The National Taxpayers Union recruited 257 economists, including two winners of the Nobel prize, to sign a letter to all members of Congress that opposes a tax on windfall oil profits. The proposal has been attracting key Republican support with Sen. Charles Grassley, chairman of the Senate Finance Committee, joining Democrats in pressing the new tax.
The letter's signatories are headed by the two Nobel laureates: Milton Friedman of the Hoover Institution and Edward C. Prescott of Arizona State University.
The letter pointed out that the 1980 windfall profits tax entailed large compliance costs but yielded almost no revenue before it was repealed by Congress in 1988. Reenactment of the tax, said the letter, "can be predicted to result in a diminution of domestic energy production, an increase in American dependence on foreign oil and a reduction in the overall supplies available to consumers."
MURDERING RESEARCHERS
Sen.

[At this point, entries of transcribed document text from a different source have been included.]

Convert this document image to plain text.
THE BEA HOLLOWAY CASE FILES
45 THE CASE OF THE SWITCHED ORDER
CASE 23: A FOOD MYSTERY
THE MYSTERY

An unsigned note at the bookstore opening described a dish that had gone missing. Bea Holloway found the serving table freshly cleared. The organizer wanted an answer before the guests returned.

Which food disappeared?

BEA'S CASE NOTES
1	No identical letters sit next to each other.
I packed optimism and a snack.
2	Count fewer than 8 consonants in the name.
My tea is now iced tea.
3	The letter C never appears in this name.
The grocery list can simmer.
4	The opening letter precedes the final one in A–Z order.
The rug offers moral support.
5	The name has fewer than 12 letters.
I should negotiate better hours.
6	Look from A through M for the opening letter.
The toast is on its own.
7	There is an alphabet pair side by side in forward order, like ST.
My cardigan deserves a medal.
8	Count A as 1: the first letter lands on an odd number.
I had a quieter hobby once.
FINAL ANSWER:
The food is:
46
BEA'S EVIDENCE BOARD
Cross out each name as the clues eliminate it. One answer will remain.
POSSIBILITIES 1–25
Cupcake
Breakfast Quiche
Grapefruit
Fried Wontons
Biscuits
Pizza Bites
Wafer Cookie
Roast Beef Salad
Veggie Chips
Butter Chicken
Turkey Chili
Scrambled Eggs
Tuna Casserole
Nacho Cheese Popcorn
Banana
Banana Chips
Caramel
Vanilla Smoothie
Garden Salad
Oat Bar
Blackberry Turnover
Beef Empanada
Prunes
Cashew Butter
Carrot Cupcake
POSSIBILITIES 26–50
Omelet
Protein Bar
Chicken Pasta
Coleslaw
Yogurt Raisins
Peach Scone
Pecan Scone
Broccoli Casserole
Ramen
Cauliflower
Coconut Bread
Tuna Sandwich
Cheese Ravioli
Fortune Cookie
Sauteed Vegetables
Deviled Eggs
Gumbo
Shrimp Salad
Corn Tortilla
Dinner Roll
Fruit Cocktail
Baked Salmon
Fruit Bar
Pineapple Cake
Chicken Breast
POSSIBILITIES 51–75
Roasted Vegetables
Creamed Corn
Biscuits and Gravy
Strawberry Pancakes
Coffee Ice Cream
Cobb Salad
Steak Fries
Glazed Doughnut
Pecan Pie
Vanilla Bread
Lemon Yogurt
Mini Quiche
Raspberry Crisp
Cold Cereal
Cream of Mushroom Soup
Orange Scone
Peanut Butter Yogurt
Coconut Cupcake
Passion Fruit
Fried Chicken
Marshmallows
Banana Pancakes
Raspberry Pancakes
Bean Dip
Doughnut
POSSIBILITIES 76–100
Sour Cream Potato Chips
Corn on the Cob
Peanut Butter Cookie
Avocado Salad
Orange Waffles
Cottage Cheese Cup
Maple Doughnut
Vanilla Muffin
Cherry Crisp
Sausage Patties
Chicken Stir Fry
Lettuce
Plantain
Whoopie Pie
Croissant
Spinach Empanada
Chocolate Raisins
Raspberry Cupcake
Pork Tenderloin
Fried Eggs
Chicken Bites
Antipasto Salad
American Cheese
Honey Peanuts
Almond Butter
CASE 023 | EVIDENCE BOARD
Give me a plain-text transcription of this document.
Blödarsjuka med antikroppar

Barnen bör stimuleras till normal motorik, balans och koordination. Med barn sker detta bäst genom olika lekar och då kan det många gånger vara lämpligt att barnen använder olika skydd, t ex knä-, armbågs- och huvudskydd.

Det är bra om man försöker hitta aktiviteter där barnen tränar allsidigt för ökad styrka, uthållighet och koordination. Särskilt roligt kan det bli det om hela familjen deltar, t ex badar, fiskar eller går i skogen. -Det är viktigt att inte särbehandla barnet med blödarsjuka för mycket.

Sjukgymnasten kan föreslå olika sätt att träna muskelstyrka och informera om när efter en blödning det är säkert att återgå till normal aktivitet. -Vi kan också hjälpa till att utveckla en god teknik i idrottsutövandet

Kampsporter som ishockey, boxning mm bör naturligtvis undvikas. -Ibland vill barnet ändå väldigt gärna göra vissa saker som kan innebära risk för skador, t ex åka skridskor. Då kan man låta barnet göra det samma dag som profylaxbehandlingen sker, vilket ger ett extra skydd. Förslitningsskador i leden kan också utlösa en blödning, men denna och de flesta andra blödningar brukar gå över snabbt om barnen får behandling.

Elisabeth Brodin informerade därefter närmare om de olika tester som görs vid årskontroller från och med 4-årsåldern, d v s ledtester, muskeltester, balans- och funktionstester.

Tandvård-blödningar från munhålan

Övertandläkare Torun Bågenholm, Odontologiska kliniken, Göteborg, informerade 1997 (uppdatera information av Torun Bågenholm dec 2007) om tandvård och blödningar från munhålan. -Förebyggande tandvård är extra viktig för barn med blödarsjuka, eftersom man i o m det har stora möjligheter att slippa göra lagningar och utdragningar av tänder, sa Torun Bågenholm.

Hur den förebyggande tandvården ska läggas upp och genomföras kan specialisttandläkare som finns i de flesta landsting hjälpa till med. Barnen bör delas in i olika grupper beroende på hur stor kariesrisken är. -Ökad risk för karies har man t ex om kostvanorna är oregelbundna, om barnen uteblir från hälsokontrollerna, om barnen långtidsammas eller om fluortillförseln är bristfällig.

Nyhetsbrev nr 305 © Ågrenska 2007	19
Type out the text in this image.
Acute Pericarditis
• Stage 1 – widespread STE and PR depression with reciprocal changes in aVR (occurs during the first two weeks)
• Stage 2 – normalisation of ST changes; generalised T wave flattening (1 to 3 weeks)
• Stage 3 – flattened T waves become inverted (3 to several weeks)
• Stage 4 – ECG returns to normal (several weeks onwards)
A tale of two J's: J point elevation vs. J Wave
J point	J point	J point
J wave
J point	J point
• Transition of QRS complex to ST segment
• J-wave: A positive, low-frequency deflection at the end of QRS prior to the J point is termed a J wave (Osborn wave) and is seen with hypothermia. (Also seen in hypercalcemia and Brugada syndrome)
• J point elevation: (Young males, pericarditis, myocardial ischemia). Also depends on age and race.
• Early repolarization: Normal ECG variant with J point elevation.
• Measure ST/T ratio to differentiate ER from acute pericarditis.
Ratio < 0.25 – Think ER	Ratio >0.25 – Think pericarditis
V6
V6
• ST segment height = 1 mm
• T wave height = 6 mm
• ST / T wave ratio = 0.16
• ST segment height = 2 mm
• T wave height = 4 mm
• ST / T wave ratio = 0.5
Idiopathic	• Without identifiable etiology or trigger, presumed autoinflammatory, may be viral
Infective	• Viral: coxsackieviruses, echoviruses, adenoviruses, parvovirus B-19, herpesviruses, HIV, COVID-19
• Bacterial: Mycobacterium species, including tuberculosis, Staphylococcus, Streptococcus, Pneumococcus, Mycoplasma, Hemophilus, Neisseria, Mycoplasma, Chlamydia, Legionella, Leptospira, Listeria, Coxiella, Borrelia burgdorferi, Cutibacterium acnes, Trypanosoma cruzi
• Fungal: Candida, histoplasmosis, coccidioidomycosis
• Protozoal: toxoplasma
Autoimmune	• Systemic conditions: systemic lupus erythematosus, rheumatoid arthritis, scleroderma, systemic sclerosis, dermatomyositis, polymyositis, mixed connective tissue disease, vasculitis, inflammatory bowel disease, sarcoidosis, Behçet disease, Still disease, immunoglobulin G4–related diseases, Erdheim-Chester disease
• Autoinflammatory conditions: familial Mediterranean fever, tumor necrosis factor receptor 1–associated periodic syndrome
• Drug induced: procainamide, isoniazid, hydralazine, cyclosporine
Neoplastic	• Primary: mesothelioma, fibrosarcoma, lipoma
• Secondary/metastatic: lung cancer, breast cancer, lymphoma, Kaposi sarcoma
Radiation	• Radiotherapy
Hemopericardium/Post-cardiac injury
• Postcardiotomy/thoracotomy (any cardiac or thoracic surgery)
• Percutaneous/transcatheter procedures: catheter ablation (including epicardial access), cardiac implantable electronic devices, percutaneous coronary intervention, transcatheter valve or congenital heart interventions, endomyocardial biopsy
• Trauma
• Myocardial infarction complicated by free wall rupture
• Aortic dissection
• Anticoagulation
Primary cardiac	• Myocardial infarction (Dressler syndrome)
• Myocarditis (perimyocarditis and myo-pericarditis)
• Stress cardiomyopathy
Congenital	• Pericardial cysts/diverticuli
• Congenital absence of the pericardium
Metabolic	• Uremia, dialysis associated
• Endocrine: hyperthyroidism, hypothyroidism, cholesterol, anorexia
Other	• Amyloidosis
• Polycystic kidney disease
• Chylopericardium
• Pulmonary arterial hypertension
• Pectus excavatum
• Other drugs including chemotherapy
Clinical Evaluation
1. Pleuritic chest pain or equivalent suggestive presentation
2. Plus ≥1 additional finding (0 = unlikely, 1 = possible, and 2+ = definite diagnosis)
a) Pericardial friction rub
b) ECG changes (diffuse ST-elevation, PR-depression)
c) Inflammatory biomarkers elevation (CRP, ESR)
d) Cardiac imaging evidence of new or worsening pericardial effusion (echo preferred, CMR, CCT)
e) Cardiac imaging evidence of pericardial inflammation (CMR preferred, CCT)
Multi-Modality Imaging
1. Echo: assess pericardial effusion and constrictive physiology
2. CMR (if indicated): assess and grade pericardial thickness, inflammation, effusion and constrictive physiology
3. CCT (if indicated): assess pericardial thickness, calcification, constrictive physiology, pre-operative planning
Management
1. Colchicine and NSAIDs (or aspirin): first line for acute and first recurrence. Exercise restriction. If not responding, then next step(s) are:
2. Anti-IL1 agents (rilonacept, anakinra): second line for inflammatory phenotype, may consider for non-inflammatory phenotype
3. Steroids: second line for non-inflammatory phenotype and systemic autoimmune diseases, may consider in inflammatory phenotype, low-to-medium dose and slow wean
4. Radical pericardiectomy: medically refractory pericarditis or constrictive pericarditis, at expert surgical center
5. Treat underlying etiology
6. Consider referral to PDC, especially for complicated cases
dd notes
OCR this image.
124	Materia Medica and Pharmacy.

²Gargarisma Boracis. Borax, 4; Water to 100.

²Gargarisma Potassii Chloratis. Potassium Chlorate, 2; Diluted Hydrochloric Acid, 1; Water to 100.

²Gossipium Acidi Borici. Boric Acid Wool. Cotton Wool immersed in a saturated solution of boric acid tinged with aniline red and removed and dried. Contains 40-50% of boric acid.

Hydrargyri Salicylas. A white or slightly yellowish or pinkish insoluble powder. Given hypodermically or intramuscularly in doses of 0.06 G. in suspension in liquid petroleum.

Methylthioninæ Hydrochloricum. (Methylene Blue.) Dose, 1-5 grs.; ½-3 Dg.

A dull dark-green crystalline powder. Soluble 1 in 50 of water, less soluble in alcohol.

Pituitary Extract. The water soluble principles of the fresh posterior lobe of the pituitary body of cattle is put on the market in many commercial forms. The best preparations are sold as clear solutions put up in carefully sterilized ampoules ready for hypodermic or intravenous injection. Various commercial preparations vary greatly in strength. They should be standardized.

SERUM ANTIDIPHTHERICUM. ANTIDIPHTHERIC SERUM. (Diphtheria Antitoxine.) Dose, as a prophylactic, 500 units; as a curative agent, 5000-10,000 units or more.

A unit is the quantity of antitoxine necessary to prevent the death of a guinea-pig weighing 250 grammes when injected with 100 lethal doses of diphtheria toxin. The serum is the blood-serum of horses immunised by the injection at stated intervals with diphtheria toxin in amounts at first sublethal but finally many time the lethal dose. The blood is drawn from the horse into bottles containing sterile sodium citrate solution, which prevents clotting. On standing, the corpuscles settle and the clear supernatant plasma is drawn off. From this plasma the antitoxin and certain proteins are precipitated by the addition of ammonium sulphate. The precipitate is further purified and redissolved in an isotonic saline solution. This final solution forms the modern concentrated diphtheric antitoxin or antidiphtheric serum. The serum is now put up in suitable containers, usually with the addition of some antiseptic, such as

James Inhofe, chairman of the Senate Environment and Public Works Committee, at an Oct. 26 hearing drew from an animal rights activist an admission that he advocated murder of medical researchers who performed experiments on animals.
Dr. Jerry Vlasak of North American Animal Liberation was quoted as saying at an animal rights convention: "I don't think you'd have to kill, assassinate too many. I think for five lives, 10 lives, 15 human lives, we could save a million, 2 million, or 10 million non-human lives."
Questioned by Inhofe whether he was "advocating the murder of individuals," Vlasak replied: "I made that statement, and I stand by that statement."